Chinese AI Startup MiniMax has launched MiniMax-M2.5, a new foundation model that the company claims delivers state-of-the-art performance in coding, search, tool use and office workflows, while lowering runtime costs for enterprise agents.
MiniMax said M2.5 scored 80.2% on SWE-Bench Verified, 51.3% on Multi-SWE-Bench, and 76.3% on BrowseComp with context management.
It added that the model completed SWE-Bench Verified 37% faster than its predecessor, M2.1, with an average runtime of 22.8 minutes per task, comparable to Claude Opus 4.6.
“M2.5 is the first frontier model where users do not need to worry about cost, delivering on the promise of intelligence too cheap to meter,” the company said in a statement.
MiniMax said M2.5 consumed an average of 3.52 million tokens per SWE-Bench Verified task, compared with 3.72 million tokens for M2.1.
The company attributed the speed gains to higher inference throughput, more efficient task decomposition and parallel tool calling.
Over the past three and a half months, MiniMax has rolled out three iterations of its M2 series—M2, M2.1, and M2.5. The company said performance gains on benchmarks such as SWE-Bench Verified have progressed faster than rival model families, including Claude, GPT-5, and Gemini.
Pricing and Deployment
MiniMax released two versions: M2.5 and M2.5-Lightning. Both models have the same capabilities but differ in speed.
M2.5-Lightning runs at 100 tokens per second and costs $0.3 per million input tokens and $2.4 per million output tokens. The standard M2.5 version runs at 50 tokens per second and costs half as much. Both versions support caching.
“At a rate of 100 output tokens per second, running M2.5 continuously for an hour costs $1,” the company said. “At a rate of 50 TPS, the price drops to $0.3.”
MiniMax said the total cost per SWE-Bench Verified task is about 10% of Claude Opus 4.6.
Coding and Software Development
MiniMax said M2.5 was trained across more than 200,000 real-world environments and supports over 10 programming languages, including Go, C, C++, TypeScript, Rust, Kotlin, Python, Java, JavaScript, PHP, Lua, Dart, and Ruby.
The company said the model can handle the full software lifecycle, from system design and environment setup to feature iteration and code review. It also upgraded its internal VIBE benchmark to a Pro version to test more complex tasks, where M2.5 performed on par with Opus 4.5.
On SWE-Bench Verified tests conducted across different coding agent harnesses, MiniMax said M2.5 scored 79.7 on Droid, compared with 78.9 for Opus 4.6. On OpenCode, M2.5 scored 76.1, slightly ahead of Opus 4.6 at 75.9.

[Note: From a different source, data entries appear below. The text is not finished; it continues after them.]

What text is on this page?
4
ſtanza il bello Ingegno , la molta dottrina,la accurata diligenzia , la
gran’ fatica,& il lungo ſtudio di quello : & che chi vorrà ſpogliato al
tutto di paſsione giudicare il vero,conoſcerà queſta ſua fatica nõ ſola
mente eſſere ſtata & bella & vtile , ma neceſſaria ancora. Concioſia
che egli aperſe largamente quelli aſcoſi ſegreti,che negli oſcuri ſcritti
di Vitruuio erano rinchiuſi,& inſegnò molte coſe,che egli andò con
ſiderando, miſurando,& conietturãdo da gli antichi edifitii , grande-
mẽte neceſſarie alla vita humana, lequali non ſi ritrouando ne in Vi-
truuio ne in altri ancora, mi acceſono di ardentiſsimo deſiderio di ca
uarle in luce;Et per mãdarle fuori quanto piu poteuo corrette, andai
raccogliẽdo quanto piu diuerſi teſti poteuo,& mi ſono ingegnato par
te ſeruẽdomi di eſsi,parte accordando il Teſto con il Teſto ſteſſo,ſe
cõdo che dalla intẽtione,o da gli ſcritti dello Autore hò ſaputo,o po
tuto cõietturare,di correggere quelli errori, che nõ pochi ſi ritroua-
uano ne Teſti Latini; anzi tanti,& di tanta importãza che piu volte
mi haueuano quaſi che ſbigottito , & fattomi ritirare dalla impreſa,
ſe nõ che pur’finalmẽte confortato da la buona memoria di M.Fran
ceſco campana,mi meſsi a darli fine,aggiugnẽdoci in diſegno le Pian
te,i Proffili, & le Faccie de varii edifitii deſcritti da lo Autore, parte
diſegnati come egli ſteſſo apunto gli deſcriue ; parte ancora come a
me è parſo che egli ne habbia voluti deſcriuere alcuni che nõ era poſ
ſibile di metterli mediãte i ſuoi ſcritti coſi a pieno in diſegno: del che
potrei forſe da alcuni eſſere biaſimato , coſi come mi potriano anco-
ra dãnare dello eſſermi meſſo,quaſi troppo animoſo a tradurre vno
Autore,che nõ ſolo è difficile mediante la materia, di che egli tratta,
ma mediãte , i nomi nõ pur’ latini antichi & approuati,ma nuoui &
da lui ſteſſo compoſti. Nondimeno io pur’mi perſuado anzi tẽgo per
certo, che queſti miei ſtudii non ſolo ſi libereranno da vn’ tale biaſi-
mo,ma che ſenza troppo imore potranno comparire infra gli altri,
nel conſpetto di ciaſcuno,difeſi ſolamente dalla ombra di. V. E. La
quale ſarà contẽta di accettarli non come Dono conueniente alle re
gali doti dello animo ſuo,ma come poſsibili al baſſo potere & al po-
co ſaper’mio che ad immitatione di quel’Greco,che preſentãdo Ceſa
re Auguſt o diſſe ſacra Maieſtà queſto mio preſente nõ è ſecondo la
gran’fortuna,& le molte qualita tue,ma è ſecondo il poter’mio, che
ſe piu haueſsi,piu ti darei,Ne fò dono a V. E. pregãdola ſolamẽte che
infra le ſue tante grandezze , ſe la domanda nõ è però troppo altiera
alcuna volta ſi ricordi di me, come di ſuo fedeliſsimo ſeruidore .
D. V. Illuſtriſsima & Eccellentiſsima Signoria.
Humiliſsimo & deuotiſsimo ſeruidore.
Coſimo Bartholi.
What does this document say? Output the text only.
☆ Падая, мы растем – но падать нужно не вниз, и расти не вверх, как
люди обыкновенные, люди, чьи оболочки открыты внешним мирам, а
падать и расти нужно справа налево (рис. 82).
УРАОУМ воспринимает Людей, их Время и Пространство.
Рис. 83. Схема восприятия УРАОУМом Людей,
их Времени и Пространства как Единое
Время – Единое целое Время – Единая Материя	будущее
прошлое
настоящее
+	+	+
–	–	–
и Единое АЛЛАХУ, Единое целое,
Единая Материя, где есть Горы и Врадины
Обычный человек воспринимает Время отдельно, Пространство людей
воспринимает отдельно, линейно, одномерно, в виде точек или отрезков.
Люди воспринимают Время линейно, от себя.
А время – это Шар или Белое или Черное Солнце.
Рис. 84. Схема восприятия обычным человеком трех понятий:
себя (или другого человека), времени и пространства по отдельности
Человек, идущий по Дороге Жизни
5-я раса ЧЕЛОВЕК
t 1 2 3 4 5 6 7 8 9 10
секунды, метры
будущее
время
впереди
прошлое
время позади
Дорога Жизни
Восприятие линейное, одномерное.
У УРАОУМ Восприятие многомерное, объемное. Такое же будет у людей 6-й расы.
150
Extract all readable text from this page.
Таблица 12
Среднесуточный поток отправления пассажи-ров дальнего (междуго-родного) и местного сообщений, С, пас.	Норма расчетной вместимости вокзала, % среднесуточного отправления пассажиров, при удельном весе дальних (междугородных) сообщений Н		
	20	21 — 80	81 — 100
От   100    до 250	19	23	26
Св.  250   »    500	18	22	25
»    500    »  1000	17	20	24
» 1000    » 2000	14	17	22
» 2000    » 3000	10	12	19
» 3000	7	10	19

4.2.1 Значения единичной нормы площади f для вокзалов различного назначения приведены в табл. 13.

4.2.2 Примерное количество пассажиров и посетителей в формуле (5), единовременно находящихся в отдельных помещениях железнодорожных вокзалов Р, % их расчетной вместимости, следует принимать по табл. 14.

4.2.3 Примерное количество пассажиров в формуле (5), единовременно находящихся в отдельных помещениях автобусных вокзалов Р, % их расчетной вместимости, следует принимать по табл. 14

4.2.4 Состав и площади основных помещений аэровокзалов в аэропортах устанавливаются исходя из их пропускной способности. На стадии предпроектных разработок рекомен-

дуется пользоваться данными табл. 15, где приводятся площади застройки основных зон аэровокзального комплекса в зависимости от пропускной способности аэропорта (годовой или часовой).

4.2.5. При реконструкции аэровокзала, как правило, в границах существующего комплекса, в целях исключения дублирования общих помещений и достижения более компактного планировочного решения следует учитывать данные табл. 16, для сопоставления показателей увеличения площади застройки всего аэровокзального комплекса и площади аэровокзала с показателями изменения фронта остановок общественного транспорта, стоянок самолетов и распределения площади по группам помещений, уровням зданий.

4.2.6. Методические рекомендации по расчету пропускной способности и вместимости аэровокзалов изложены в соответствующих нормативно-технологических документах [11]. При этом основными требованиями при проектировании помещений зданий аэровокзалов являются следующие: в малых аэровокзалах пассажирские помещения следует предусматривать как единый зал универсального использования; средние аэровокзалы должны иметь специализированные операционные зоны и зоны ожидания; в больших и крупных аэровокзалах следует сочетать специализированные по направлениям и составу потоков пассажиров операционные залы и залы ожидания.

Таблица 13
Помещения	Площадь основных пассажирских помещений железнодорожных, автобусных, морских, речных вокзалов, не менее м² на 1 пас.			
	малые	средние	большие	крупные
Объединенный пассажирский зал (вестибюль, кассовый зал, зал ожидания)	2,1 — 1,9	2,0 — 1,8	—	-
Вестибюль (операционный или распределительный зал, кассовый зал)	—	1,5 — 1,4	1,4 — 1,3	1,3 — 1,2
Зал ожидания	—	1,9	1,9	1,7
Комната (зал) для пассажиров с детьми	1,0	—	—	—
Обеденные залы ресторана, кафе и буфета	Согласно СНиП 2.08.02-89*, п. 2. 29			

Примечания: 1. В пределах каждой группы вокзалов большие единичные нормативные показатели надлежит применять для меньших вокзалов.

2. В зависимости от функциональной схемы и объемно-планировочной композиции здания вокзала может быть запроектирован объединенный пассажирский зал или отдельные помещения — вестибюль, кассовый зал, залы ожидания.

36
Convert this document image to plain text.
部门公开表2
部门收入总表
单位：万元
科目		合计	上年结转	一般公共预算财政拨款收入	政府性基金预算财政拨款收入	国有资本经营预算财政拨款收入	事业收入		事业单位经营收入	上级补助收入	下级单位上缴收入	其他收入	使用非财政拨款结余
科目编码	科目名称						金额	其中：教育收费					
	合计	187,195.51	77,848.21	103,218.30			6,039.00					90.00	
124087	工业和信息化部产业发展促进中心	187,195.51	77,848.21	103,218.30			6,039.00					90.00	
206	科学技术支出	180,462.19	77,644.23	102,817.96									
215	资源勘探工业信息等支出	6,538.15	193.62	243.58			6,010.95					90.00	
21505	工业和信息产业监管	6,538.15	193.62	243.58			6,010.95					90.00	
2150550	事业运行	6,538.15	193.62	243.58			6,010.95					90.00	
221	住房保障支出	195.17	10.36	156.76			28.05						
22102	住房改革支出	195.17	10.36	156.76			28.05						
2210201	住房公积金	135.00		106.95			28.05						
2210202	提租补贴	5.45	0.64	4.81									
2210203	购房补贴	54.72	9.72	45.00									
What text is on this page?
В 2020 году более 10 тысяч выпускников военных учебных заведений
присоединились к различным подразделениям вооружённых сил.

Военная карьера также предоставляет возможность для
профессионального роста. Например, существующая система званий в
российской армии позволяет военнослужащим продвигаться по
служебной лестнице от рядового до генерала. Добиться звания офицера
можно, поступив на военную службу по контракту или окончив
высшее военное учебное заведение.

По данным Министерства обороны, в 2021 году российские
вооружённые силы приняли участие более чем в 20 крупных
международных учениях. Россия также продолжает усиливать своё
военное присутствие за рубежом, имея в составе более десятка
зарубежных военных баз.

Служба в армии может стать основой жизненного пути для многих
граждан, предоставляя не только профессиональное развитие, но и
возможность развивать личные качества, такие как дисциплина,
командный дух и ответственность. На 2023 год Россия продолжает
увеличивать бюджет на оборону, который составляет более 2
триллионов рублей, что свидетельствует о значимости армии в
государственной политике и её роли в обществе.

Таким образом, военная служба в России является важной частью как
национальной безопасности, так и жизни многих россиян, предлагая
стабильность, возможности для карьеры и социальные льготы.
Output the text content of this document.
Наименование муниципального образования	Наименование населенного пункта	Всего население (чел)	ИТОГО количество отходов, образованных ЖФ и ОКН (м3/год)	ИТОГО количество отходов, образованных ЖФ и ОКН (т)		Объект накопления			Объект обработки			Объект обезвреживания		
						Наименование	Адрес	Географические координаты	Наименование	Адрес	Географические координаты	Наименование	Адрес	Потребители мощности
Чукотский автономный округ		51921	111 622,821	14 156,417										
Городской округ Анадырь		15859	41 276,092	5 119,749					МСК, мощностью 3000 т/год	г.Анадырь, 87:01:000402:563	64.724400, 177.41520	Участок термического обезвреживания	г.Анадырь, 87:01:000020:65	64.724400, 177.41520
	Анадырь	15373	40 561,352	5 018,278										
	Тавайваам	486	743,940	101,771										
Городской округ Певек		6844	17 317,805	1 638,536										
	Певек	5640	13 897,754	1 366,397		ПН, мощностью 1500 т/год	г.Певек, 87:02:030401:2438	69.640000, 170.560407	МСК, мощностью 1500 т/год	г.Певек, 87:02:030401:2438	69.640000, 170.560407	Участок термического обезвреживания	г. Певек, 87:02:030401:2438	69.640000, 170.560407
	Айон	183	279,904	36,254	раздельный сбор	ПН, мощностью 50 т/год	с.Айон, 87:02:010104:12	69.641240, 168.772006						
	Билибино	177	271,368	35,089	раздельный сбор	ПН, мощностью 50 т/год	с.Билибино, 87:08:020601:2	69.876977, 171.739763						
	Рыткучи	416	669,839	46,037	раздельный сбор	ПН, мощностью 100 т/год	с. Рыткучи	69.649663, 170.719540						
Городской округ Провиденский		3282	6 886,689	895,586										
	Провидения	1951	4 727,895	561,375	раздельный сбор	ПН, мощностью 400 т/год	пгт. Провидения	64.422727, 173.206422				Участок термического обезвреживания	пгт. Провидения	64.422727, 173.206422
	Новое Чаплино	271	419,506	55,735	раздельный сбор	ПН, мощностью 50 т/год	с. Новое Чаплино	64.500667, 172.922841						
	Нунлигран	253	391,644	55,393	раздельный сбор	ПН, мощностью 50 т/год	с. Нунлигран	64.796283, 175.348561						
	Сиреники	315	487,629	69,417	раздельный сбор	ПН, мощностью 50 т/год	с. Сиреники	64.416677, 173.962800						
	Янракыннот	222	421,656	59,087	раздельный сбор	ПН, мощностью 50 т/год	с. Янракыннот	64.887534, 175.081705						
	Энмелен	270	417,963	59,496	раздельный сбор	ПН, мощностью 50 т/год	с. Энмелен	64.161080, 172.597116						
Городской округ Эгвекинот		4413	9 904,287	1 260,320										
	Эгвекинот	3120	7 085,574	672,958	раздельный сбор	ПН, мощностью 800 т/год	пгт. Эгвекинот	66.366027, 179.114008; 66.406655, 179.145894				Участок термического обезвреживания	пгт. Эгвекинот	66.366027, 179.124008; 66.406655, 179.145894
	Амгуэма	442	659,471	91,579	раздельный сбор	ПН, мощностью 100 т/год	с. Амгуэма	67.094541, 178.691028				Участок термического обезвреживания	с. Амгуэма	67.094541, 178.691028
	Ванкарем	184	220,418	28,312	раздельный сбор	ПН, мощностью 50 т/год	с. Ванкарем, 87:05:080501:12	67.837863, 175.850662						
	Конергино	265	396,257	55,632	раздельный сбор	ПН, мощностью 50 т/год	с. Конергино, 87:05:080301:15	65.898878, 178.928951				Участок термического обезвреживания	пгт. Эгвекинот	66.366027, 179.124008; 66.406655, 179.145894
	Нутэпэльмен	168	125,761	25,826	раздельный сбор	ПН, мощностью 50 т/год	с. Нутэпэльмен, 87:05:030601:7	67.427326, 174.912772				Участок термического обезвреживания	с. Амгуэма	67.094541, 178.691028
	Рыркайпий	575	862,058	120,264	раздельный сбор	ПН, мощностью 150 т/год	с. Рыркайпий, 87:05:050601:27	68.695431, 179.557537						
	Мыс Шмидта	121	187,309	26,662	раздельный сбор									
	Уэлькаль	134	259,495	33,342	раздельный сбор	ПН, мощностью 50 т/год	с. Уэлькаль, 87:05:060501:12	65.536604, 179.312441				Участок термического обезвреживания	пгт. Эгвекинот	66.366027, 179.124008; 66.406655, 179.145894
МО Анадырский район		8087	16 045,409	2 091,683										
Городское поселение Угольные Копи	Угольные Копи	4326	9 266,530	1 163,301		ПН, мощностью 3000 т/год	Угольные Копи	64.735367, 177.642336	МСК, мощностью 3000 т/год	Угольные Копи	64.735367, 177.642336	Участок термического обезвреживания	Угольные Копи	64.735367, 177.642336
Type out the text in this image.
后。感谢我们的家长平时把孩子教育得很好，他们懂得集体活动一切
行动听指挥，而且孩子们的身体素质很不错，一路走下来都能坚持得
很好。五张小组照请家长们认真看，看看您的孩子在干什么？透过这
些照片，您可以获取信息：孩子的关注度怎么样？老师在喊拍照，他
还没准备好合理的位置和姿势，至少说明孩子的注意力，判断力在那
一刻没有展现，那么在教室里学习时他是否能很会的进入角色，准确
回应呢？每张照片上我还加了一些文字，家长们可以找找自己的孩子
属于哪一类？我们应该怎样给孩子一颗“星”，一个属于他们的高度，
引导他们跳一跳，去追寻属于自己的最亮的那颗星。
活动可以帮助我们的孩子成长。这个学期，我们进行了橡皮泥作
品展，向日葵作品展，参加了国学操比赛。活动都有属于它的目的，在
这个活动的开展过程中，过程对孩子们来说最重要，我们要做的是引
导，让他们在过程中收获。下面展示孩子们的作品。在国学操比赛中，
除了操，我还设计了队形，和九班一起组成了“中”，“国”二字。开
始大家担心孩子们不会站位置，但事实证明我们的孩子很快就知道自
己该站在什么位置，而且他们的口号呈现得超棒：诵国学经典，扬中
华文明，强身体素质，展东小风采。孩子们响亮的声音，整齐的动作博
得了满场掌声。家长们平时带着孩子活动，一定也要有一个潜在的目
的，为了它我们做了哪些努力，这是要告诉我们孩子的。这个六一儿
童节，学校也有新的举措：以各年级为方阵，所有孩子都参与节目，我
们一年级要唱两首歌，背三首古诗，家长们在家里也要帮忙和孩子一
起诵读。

The company said the model has developed a “spec-writing tendency,” decomposing and planning features and structure before generating code.
Search and Tool Use
MiniMax said M2.5 achieved higher scores on BrowseComp and Wide Search benchmarks and showed improved generalisation across unfamiliar scaffolding environments.
To measure professional research tasks, the company built an internal benchmark called RISE (Realistic Interactive Search Evaluation). “The results show that M2.5 excels at expert-level search tasks in real-world settings,” the company said.
Office Workflows
MiniMax said it trained M2.5 with input from professionals in finance, law, and social sciences to improve deliverable quality in Word, PowerPoint, and Excel tasks.
The model has been deployed in MiniMax Agent, where Office Skills are automatically loaded based on file type. Users can combine these skills with domain-specific standards to create reusable “Experts” for research and financial modelling workflows.
MiniMax said more than 10,000 Experts have been built on the platform. It added that 30% of tasks inside the company are now completed autonomously by M2.5, and that the model generates 80% of newly committed code internally.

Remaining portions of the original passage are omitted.